Lauren Burns created sporting history by winning the first ever Olympic medal for Taekwondo when the sport made its debut at the Sydney 2000 Olympic Games.

Lauren was one of only three Australian women to win an individual Olympic Gold Medal, along with Cathy Freeman and Susie O Neill. Her amazing triumph was achieved against the odds requiring enormous discipline, commitment, perseverance and teamwork.

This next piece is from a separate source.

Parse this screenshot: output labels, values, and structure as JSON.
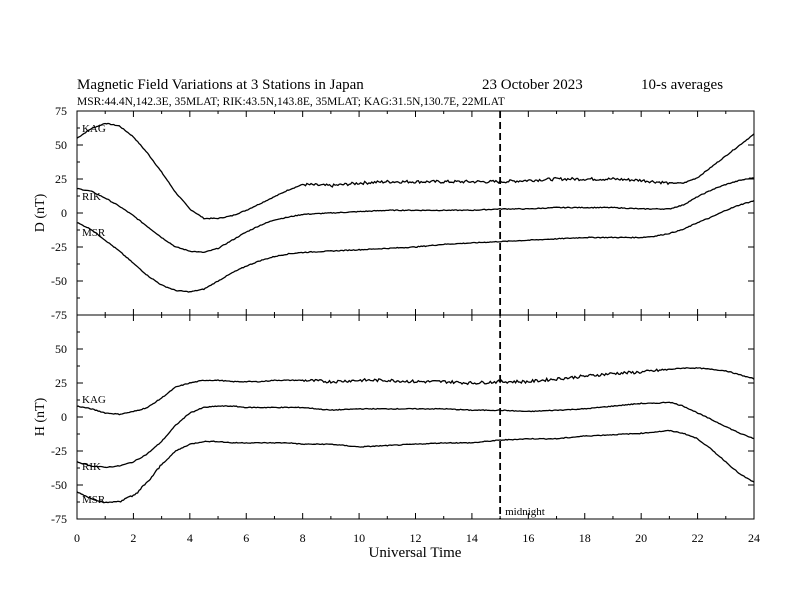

The nation watched as Lauren’s victory brought the Australian public and Olympic crowd to its feet. Before her Olympic win, few people knew that Lauren had been 12 times Australian Champion and had achieved a string of international titles including numerous medals at world championship level.  Since the Sydney Olympics, Lauren has emerged as one of the most successful Olympians from these Games.

How it all began…

After growing up without much involvement in sport it was a surprise to Lauren’s friends when she took up taekwondo at the age of fourteen. Enthusiasm to attend her first lesson was spurred on by her brother Michael who started at age seven motivated to learn the skills of the ’80’s craze “The Teenage Mutant Ninja Turtles”. Lauren, Michael and their father Ronnie all attended regular classes but it was Lauren that got a taste for the competitive side of taekwondo.

Lauren’s focus and determination strengthened as her desire to become a better taekwondo player grew. In 1994 taekwondo was announced as an Olympic sport and Korean coach Jintae Jeong was appointed National coach. Although Lauren had been on many national teams her commitment to the sport became paramount with this announcement and her goal of making the Olympic team in the -49kg division was strong in mind.

At the Sydney 2000 Olympic Games, this dream was realised and Lauren Burns became the first ever gold medal winner in the sport of taekwondo.

“I just felt tonight that all my competitors were tough, they were the best in the world and I had to go out and give it everything I had… I had to give it heart, give it soul, give it passion and the Australian crowd really helped to lift me up… The energy was incredible.”